In Korean Seon (선) Buddhism (Ch. “Chan”, Jap. “Zen”) practitioners often meditate on paradoxical or nonsensical riddles known as koans (공안 or “ kong-an” in Korean) to gain insight into the nature of thought, perception and reality. One of the most famous of these riddles is “Why did the Bodhidharma (Kr. “Dalma” or달마) come from the west?” The Zen master Zhaozhou answered, “The cypress tree in front of the hall.” I‘m not sure about that myself, but thankfully the mundane answer is a bit more simple.
The Bodhidharma was the legendary founder and first patriarch of Zen Buddhism and he is an icon of Korean Buddhism. His stylized ink and brush portraits often depict him as a burly figure, shrouded and scowling with bulging eyes and a long bushy beard. Originally a prince hailing from Tamil Nadu, or possibly Iran, he was a master of Dhayana meditation (the name of which later permutated into “Chan” in Chinese, then Korean “Seon” and finally “Zen” in Japan). He was also an adherent of the Mahayana Lankavatara Sutra, an esoteric scripture emphasizing self-realization of enlightenment and the primacy of the human mind.
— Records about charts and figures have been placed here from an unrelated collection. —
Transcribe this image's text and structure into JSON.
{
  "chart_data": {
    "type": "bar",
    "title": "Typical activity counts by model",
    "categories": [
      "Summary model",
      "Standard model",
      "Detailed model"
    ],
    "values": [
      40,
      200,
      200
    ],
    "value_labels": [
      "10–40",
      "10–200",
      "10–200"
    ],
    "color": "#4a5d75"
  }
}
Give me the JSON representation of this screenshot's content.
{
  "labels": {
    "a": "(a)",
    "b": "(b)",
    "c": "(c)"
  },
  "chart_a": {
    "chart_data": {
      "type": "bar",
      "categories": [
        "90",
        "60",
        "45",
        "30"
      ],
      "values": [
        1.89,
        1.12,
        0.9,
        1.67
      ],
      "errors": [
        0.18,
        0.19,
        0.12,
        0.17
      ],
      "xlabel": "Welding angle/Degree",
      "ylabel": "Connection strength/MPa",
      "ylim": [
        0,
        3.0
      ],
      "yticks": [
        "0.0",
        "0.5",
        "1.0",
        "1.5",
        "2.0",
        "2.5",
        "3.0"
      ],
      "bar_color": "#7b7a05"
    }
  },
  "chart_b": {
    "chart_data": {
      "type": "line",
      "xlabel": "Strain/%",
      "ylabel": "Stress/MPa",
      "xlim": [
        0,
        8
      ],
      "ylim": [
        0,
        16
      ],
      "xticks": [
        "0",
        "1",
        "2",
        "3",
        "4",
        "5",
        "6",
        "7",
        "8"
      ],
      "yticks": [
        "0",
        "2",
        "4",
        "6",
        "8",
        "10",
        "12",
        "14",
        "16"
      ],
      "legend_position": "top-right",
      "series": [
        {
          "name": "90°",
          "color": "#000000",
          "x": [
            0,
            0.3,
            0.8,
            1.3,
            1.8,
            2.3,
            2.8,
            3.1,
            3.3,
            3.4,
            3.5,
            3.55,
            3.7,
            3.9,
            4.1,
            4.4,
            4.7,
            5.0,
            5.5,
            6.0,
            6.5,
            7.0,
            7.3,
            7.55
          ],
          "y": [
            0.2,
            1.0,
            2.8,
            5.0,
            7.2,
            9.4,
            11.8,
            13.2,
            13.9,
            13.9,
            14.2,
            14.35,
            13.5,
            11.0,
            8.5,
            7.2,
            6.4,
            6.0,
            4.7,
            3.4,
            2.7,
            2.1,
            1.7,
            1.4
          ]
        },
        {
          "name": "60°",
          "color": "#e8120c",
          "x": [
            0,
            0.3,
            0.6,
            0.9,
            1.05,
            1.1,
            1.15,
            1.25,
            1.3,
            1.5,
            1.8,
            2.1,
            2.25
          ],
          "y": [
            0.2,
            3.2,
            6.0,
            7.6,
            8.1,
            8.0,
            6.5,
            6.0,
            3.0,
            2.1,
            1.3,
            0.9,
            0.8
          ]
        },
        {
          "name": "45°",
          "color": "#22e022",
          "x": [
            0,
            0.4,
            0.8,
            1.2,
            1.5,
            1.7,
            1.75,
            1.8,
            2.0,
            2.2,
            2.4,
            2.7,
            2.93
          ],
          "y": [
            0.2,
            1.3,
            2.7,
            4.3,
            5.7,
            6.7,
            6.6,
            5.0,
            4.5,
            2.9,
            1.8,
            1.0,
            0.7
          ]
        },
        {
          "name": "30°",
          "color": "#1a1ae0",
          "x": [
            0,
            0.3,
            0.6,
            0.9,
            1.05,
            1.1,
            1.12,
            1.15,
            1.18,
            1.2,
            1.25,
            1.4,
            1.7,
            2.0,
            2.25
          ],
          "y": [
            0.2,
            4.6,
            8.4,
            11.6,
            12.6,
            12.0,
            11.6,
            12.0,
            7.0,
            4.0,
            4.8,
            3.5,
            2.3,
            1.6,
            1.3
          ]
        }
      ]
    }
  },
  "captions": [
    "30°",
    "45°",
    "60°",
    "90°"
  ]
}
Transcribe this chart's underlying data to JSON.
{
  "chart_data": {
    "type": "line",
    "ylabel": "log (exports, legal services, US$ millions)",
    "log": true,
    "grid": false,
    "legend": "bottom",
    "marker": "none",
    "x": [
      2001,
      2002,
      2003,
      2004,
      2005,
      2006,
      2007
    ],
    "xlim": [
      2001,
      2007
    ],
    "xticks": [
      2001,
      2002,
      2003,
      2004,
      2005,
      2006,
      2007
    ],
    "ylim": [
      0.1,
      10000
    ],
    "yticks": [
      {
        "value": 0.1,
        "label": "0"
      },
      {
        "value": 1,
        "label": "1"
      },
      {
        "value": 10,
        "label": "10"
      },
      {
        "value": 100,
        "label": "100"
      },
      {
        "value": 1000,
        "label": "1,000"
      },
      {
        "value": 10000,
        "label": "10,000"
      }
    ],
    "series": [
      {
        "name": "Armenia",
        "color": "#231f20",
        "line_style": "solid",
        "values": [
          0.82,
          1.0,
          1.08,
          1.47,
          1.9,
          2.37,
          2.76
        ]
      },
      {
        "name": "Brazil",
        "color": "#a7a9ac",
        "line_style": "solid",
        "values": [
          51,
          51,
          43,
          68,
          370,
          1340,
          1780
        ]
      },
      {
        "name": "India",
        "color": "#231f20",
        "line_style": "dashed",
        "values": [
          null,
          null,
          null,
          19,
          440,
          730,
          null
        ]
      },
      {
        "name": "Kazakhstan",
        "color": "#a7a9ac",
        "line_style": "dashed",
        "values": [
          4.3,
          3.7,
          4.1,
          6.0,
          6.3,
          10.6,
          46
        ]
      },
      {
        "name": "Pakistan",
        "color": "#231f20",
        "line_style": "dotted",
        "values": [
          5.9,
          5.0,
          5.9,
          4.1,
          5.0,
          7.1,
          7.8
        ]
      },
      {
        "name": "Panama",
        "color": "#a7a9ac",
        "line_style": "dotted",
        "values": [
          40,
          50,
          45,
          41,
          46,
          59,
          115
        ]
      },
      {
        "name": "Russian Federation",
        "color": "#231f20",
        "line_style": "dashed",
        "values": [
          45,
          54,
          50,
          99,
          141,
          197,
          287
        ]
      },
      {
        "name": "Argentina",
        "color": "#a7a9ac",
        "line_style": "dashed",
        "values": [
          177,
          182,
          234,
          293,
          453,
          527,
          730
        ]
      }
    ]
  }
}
The Bodhidharma is believed to have come to China in the 5th cen. C.E. where Buddhism had already been well established. In fact the current Emperor Wu was an ardent patron and the Bodhidharma’s appearance before the Emperor became something of legend. Their encounter is said to have gone like this (which I shall quote from www.onmarkproductions.com):
“I’ve constructed dozens of Buddhist temples, supported hundreds of monks and nuns, and sponsored countless religious ceremonies,” the proud emperor informed [Bodhidharma]. “How great is my merit?”
“No merit at all,” [Bodhidharma] replied bluntly.
“Tell me then,” the emperor wanted to know, “What is the first principle of Buddhism?”
“Vast emptiness, nothing holy!” [Bodhidharma] shot back.
“Who are you?” the thoroughly perplexed emperor demanded.
“I don’t know!” [Bodhidharma] announced, departing as suddenly as he had appeared.
The legends tell that he then retreated north to the mountains and settled in a cave near the famed Shaolin Monastery. Here he practiced his “wall gazing” Dhayana mediation for nine long years. It was said his practice was so diligent that his legs atrophied from lack of use and he cut off his eye lids to keep from dozing off while meditating! It was through another such gruesome legend (which I’ll be retelling in Part 2) that the Bodhidarma here gained his first disciple, Dazu Huike, who became the 2nd Patriarch of Zen.
Further apocryphal tales (perhaps familiar to fans of 70’s Kung Fu flicks) hold that after his nine years of wall-gazing, he left his cave and settled with the Buddhist monks at the Shaolin temple. He found the Shaolin monks in such poor physical condition that he taught them Indian martial arts forms to whip them into shape. These developed into the bare hand and staff fighting styles for which the Shaolin are famous.
These fighting techniques came in handy in the following centuries when monks had to defend their monasteries from marauding bandits. These skills were in turn transited as Seonmudo (선무도) with the spread of Zen Buddhism in Korea in the 9th cen. CE. This martial art changed the course of Korean history in the 1590’s when it enable Korean monks to form armies and repel the Japanese Hideyoshi Invasions.
Before passing away, or possibly disappearing back to the west, he symbolically left his bowl and robe to his successor, Dazu Huike, the 2nd Patriarch (again, more on that in part 2). It’s also rumored he left several manuscripts behind at the Shaolin Temple. One that has survived until modern times is the “Yi Jin Jing”, a classic manual of Qi Gong martial arts fundamental to Shaolin practice of martial arts.